EAST COBB, Ga. — If you’ve ever sat on metal bleachers in the summer, you already know they get hot. Real hot, in some cases. A 1-year-old learned this the hard way on Saturday, after he fell on the bleachers at Wheeler High School.
“At first, I did not realize why he was screaming,” Heather Carlock said. “I thought maybe he cut himself or something.”
Her youngest son, Thad, was screaming because the bleachers immediately burned him.
“In the time it took me to just stand up and take two steps, he had already formed blisters on his hands and his knee,” Carlock said. “There was an officer on duty, so I went to him and asked him to help us. He redirected us to the concession stand, and the medic on the field met us up there to dress his wounds.”
Two days later, Thad was taken to a local burn center for surgery.
“He had to have skin grafts, and they checked to make sure he did not have third-degree burns as well,” Carlock said. “They used cadaver skin on him instead of trying to find skin on him that would fit in that area. Since he was burned so badly in a lot of areas, the cadaver skin covers more.”
Carlock says she is still shocked by how quickly her child got burned.
“It could not have been more than 5 seconds if that,” she said. “We go to the playground quite often. I check the slides, I check his seat belts when we get in the car. I checked the seats that day but I have never experienced anything that hot before.”
Carlock says this whole process has been a nightmare, but she has some ideas for how to prevent this from happening to others.
“There are bleachers made of concrete, and they stay cool throughout the day,” she said. “There are bleachers that have been covered, or there is that slip grip material on them that doesn't seem to get as hot as the actual metal does. There are a lot of things I think could be done to keep you safe because when you go to a game, you are expected to have a good time. It's a family event so everyone should get there safely and then leave there safely.”

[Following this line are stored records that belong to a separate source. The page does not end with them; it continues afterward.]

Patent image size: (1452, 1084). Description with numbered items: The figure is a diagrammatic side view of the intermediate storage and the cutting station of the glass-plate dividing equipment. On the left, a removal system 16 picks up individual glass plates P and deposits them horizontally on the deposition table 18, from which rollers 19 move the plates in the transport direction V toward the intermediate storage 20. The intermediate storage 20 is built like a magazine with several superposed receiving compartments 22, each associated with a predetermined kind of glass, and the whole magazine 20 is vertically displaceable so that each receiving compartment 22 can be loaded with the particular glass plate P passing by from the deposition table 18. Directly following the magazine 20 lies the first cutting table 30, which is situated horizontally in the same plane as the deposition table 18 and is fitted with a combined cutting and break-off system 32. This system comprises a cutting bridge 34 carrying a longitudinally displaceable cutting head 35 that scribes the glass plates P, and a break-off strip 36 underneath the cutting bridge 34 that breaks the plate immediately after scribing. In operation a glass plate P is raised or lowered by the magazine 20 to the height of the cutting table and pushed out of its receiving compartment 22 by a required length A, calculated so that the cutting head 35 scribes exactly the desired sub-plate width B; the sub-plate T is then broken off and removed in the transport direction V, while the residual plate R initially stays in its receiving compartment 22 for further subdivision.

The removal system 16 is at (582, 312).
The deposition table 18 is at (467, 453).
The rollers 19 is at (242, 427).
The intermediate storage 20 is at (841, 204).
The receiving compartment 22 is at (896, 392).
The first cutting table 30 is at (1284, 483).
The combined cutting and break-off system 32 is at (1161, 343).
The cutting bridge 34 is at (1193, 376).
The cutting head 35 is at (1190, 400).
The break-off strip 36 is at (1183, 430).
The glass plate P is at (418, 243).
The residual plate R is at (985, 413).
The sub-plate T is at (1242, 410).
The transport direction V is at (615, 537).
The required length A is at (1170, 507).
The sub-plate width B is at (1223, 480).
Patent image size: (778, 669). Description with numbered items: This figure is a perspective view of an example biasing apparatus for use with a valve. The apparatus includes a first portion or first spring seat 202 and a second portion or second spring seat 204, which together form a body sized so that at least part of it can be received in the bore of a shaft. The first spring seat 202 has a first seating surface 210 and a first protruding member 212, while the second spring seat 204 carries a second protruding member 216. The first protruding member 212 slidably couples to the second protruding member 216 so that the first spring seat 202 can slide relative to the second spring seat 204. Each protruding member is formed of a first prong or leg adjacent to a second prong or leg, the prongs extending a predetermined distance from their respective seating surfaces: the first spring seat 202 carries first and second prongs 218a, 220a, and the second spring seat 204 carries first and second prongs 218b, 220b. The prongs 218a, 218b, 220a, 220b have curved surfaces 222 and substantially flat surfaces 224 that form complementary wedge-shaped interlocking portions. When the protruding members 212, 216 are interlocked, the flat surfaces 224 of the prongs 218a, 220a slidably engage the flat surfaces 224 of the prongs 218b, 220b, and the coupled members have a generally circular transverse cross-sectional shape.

She says there has not been much communication with the high school where this happened, but they are aware of the incident.
“I reached out to Wheeler and then risk management called me,” she said. “I had a few suggestions in mind, and unfortunately I was told the best they could do was put a sign out, which is a good start.”
11Alive reached out to the Cobb County School District for comment, but they have not yet returned our calls.